For each Gaussian $i$ with center $x_i$ we compute its radius
$r_i = r(x_i)$ and penalize deviations from $R_{\text{wall}}$ via
\begin{equation}
  \mathcal{L}_{\text{radial}}
  =
  \sum_i
  % w_i \,
  \rho \!\bigl((r_i - r_{\text{wall}})^2\bigr),
  \label{eq:radial_loss}
\end{equation}
where $\rho(\cdot)$ is a robust penalty.
% and $w_i$ is an optional weight (e.g.\ down-weighting low-coverage or highly specular regions).
% This encourages Gaussians to concentrate near the mucosal surface instead of filling the lumen interior. 
This term is a soft, robust regularizer: it primarily discourages lumen ``fill-in'' and off-wall outliers while the data terms determine local wall shape.

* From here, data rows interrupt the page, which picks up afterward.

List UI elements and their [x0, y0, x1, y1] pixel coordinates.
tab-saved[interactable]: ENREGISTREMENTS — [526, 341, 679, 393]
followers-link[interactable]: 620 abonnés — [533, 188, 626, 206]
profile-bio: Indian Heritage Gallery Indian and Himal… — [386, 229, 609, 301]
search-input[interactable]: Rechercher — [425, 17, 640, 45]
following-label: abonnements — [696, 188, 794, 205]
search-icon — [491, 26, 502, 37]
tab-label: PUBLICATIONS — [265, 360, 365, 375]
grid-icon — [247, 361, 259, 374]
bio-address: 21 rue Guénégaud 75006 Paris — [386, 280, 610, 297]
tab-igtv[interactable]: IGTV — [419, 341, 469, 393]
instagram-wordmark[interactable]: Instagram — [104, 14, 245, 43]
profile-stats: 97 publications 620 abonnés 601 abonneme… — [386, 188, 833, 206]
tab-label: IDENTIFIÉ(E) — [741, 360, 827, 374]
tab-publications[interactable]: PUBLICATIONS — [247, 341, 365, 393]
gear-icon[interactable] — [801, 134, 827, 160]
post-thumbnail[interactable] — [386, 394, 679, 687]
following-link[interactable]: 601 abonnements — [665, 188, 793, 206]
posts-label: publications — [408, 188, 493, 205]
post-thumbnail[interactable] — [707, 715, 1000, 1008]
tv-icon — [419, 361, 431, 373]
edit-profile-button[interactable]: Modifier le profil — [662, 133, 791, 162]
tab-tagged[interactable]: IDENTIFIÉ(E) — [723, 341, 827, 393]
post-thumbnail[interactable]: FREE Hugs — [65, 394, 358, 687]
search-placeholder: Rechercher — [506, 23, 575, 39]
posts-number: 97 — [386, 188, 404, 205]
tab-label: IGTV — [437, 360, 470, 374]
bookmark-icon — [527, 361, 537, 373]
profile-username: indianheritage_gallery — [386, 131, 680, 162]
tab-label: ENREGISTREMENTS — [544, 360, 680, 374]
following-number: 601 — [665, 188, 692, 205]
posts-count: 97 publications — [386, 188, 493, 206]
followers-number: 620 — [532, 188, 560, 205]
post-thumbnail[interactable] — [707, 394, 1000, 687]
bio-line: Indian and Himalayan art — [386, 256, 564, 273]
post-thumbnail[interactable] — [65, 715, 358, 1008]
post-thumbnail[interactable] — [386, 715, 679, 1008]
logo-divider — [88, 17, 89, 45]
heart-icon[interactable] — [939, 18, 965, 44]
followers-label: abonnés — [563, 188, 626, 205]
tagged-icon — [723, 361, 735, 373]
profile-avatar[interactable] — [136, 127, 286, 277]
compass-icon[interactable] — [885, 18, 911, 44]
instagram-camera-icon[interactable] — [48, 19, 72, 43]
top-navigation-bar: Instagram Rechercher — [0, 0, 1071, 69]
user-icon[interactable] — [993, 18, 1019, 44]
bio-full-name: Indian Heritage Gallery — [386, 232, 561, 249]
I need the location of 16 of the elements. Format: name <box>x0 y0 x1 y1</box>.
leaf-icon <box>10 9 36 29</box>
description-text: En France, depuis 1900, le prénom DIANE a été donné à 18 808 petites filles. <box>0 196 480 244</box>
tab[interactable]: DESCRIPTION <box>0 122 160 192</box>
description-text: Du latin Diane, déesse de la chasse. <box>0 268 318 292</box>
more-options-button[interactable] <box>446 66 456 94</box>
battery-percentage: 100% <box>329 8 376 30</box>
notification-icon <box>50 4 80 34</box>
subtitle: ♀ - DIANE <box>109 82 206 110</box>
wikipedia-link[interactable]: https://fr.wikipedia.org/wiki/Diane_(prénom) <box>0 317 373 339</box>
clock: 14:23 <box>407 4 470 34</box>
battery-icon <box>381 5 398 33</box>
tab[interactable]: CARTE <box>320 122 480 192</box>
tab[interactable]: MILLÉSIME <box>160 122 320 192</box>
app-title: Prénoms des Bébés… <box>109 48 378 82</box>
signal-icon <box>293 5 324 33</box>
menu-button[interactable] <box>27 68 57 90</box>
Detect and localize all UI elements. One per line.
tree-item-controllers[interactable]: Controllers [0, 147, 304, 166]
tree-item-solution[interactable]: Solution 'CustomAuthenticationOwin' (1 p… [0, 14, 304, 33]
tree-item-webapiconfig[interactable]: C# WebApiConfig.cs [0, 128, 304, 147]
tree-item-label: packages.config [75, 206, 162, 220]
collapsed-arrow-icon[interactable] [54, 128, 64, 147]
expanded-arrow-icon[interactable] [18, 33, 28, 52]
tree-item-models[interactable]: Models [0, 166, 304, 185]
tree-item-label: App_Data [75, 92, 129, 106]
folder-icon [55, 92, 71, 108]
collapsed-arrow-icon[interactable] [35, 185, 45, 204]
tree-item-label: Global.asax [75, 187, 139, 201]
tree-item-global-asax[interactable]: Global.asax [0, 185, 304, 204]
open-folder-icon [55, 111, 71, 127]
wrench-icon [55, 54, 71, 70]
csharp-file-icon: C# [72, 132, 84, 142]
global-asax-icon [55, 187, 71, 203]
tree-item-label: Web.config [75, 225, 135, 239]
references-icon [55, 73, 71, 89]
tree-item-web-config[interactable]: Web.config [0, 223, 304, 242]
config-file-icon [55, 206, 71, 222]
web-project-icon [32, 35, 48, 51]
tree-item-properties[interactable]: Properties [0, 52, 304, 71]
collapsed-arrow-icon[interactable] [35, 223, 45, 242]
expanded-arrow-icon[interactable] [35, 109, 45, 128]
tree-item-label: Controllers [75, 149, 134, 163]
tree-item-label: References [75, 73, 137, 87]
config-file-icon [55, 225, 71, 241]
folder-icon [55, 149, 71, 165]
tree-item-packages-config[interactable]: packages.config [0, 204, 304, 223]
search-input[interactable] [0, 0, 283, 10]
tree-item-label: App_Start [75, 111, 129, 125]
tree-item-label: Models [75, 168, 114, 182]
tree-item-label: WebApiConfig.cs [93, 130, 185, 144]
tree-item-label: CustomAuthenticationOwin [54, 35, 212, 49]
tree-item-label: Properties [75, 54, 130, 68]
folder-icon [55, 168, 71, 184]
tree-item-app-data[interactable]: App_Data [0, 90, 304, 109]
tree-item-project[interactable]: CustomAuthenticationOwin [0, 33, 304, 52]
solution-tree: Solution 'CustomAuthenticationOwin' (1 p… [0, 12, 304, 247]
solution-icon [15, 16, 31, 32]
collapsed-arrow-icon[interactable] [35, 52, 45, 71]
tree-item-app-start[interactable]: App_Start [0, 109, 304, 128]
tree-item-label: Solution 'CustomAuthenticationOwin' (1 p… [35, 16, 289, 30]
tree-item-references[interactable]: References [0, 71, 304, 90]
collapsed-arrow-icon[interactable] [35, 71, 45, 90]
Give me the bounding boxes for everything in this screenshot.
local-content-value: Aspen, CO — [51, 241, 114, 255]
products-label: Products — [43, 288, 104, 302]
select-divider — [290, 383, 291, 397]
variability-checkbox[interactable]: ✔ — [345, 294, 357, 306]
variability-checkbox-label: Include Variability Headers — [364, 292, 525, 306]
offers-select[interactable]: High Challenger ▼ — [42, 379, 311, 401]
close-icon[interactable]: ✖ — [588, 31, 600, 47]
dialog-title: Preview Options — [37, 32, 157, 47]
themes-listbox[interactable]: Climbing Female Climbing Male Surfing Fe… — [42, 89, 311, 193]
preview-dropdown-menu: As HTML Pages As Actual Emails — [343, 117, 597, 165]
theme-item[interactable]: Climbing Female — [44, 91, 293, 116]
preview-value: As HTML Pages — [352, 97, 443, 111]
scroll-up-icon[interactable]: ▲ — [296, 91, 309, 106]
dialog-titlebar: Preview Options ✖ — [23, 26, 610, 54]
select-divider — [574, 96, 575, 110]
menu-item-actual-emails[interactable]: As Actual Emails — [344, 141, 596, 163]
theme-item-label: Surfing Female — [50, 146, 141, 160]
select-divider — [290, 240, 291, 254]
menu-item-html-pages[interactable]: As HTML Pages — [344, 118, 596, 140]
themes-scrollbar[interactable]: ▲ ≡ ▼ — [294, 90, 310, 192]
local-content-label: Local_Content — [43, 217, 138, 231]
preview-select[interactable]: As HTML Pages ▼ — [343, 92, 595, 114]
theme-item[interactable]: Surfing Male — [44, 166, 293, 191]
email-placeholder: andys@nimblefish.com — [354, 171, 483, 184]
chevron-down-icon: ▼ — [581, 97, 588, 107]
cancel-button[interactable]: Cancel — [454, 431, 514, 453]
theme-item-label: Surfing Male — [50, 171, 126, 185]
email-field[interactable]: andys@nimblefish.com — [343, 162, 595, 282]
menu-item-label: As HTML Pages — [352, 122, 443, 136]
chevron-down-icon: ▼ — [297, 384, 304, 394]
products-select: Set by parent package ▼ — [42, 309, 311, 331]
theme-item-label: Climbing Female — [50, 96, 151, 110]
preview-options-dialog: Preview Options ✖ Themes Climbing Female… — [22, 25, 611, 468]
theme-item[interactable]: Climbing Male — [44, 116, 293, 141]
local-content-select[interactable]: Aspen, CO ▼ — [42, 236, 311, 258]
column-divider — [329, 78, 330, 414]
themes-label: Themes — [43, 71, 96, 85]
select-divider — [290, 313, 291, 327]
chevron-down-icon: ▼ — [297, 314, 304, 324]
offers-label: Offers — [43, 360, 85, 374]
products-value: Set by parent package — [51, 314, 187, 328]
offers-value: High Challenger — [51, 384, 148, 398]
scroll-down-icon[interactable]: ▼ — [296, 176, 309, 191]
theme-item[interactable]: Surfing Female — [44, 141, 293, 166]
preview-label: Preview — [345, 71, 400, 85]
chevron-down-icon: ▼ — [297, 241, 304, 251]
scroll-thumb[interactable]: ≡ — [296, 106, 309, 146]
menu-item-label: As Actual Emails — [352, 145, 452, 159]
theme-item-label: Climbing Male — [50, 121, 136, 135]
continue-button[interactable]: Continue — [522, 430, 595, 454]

\paragraph{Centerline smoothness prior.}
To avoid spurious kinks from noisy motion, we regularize the discrete
second derivative of the sampled centerline positions $\{C_m\}$:
\begin{equation}
  \mathcal{L}_{\text{curv}}
  =
  \sum_{m=1}^{M-1}
  \bigl\| C_{m+1} - 2 C_m + C_{m-1} \bigr\|_2^2.
  \label{eq:centerline_curv}
\end{equation}
This penalizes rapid curvature changes while allowing anatomically
plausible bending and yields a reliable backbone for reporting and
unrolling.

\paragraph{Total loss.}
The back-end minimizes a combination of photometric, geometric, and
colon-aware terms:
\begin{equation}
  \mathcal{L}
  =
  \mathcal{L}_{\text{photo}}
  +
  \mathcal{L}_{\text{depth}}
  +
  \lambda_{\text{radial}} \,\mathcal{L}_{\text{radial}}
  +
  \lambda_{\text{curv}} \,\mathcal{L}_{\text{curv}},
\end{equation}
with scalar weights $\lambda_{\text{radial}}$ and $\lambda_{\text{curv}}$.
The same tubular coordinates used to define these priors are also used to
compute unrolled coverage maps and segment-wise coverage statistics in
Section~\ref{sec:experiments}, so the representation that improves geometry
and efficiency also directly exposes clinically meaningful readouts.